According to the Federal Highway Administration, Indiana had 97,553 miles of roads to maintain in 2013. (The Office of Highway Policy Information on the Web has a lot more information about roads.)
Most of the money for roads comes from motor fuel excise taxes. Indiana taxes gasoline at 18 cents per gallon, one of the lowest rates in the country. We tax diesel fuel at 16 cents but then add a surcharge of 11 cents for big trucks. That 27 cents total is near the middle of state tax rates nationwide. We also tax motor fuel with our 7 percent sales tax ‘ only nine states apply sales taxes on top of their excise taxes ‘ so Indiana’s total state tax burden on fuel is high compared with other states.
The motor fuel taxes raised about $800 million in fiscal 2014, and almost all of it was used for roads. Fuel taxes were used for the state police and the Bureau of Motor Vehicles, but, starting in 2014 the General Assembly decided to pay for those functions from other sources. They also earmarked 1 percent of total sales tax revenue for roads. Those two changes added about $175 million to total road funding. Altogether, we distribute more than $900 million to the state, the counties and the cities and towns for road maintenance and construction.
We divvy up the money by using a couple of formulas. The Motor Vehicle Highway formula allocates 53 percent of its funds to the state Dept. of Transportation, 32 percent to counties and 15 percent to cities and towns. The amount going to each county is based mostly on vehicle registrations and on the road miles each county maintains. The city and town money is distributed based on population. There is also a Special Distribution Account, known to local governments as the Local Road and Street Fund. The state gets 55 percent of the money through that formula, and the locals get 45 percent. It’s distributed among the counties based on auto registrations (not including trucks) and then among the local units based on population and road miles.
Local governments add about $150 million in property taxes. And there’s another $70 million from the local option surtax and wheel taxes used in 52 counties.

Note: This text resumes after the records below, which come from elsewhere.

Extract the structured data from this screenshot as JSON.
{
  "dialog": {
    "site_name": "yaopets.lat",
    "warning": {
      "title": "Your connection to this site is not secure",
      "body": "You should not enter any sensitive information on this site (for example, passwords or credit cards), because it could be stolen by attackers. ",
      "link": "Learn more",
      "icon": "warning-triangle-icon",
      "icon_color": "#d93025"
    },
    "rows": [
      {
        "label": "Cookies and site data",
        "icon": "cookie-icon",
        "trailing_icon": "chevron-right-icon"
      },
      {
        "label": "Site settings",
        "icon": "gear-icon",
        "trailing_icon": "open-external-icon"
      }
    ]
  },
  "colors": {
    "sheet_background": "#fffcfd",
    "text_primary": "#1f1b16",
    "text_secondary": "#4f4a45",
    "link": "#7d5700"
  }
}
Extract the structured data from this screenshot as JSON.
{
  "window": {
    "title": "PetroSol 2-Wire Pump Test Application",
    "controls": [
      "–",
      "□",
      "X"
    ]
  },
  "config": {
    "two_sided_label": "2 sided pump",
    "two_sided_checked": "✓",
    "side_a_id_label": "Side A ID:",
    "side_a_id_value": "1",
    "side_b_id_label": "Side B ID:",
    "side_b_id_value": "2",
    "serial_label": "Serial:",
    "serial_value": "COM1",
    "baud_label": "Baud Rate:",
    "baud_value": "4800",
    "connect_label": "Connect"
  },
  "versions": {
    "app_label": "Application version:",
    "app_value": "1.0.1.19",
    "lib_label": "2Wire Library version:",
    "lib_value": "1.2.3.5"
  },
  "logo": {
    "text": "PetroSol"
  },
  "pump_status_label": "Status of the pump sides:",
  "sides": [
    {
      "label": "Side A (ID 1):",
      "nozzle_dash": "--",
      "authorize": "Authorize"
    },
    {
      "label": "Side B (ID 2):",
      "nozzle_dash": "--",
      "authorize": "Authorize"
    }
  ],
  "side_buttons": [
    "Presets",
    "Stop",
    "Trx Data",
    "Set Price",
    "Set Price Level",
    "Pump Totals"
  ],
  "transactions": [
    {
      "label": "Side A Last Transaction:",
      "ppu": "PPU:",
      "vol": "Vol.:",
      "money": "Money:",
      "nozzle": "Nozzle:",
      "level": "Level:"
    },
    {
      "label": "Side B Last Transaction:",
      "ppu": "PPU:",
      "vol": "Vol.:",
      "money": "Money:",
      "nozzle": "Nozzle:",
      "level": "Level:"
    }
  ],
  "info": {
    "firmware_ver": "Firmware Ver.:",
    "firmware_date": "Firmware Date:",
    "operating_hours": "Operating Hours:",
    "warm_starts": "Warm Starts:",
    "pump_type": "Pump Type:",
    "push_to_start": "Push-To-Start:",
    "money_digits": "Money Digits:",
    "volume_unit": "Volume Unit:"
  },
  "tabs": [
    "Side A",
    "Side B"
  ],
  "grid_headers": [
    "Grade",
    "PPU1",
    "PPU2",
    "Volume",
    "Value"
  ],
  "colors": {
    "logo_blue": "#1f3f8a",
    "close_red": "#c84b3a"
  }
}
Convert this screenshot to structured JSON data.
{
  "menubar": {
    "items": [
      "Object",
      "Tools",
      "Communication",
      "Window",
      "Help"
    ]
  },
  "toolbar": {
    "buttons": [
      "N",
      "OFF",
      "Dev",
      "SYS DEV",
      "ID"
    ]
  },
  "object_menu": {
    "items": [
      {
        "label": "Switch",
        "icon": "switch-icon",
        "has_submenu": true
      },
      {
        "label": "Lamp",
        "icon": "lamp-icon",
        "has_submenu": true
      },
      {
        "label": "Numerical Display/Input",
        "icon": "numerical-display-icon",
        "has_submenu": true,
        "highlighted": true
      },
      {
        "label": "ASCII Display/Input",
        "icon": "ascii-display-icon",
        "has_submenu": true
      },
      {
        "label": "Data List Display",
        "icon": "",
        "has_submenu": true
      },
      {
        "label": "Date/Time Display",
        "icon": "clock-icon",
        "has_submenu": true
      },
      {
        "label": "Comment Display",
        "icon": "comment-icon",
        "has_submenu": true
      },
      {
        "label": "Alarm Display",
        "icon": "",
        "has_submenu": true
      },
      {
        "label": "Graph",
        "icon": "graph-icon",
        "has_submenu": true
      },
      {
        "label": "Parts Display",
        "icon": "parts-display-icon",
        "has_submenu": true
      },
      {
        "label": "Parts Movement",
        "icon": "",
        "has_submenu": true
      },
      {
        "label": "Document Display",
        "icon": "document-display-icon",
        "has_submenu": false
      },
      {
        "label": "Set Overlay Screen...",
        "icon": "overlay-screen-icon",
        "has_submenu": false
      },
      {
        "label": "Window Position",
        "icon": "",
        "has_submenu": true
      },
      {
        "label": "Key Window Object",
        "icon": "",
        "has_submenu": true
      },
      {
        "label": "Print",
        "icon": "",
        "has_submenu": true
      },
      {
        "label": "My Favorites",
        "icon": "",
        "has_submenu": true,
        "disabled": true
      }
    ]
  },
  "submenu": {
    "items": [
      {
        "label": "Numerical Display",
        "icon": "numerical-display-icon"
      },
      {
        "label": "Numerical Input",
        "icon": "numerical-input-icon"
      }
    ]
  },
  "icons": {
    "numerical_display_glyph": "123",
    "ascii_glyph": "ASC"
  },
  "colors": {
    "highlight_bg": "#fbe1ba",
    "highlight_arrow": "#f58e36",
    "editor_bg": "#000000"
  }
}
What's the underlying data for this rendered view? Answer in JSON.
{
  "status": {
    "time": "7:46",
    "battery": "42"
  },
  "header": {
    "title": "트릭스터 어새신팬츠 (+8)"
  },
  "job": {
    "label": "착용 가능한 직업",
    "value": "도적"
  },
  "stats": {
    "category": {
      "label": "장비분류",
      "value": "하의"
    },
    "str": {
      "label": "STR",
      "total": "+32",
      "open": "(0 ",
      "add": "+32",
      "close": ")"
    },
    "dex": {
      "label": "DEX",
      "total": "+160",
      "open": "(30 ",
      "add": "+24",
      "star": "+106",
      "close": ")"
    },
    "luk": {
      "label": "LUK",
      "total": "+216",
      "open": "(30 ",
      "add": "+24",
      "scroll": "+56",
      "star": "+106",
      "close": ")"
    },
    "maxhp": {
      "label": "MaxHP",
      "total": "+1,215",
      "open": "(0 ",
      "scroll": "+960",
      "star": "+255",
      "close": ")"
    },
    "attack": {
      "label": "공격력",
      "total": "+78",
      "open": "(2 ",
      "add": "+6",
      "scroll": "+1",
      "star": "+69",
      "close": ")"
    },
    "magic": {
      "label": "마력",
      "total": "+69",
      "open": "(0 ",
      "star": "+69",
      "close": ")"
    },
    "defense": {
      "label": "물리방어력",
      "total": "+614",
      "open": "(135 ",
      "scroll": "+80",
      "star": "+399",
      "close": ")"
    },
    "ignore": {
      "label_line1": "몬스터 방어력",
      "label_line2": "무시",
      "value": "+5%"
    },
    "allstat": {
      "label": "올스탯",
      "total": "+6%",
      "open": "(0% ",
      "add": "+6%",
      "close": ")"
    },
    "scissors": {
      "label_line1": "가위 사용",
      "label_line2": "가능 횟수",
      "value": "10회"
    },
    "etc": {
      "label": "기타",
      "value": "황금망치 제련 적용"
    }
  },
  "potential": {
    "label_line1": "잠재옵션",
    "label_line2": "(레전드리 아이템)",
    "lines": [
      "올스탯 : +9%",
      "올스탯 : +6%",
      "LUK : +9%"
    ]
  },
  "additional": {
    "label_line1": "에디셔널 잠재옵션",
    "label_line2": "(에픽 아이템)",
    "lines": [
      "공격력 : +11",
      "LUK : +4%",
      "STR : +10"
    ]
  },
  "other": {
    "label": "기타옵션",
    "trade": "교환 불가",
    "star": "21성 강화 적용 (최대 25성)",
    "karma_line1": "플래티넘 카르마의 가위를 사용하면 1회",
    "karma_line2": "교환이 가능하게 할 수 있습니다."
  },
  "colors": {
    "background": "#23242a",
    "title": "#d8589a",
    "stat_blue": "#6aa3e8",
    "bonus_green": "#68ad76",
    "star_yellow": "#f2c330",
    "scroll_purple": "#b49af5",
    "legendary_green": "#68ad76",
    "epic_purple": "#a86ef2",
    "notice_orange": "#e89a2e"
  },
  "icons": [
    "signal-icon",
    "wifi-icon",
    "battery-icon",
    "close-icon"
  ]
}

Now, here’s the funding problem: Motor fuel taxes raise less money than they used to. Back in 2001, drivers in Indiana paid taxes on 3.3 billion gallons of gasoline. In 2014, the number was 2.9 billion. At 18 cents a gallon, that’s a loss of about $75 million. Meanwhile, road construction costs rose by about 20 percent.
One well-known reason for the drop in fuel taxes is the improved fuel efficiency of our cars. Average miles per gallon in the United States was about 13 in 1973, and now it’s 23. As fuel efficiency improves, people buy less gasoline to drive the same miles. Roads see the same wear and tear, but there’s less gas tax revenue collected.
But the drop in gasoline sales has other causes, too. Incomes grew slowly, and people buy less gasoline when they have less ability to pay. And gas prices were high. People economize on purchases when gas is expensive.
Incomes continue to grow slowly, but now gasoline prices have dropped. Drivers will likely buy more gasoline at the lower price, which should increase fuel taxes collected, at least a little. It won’t be enough to solve the funding problem, but it will make the problem a little easier to solve.
I’m looking out my window. I don’t see any flying cars. And that means road funding will be a problem for our future.
Larry DeBoer is a professor of agricultural economics at Purdue University.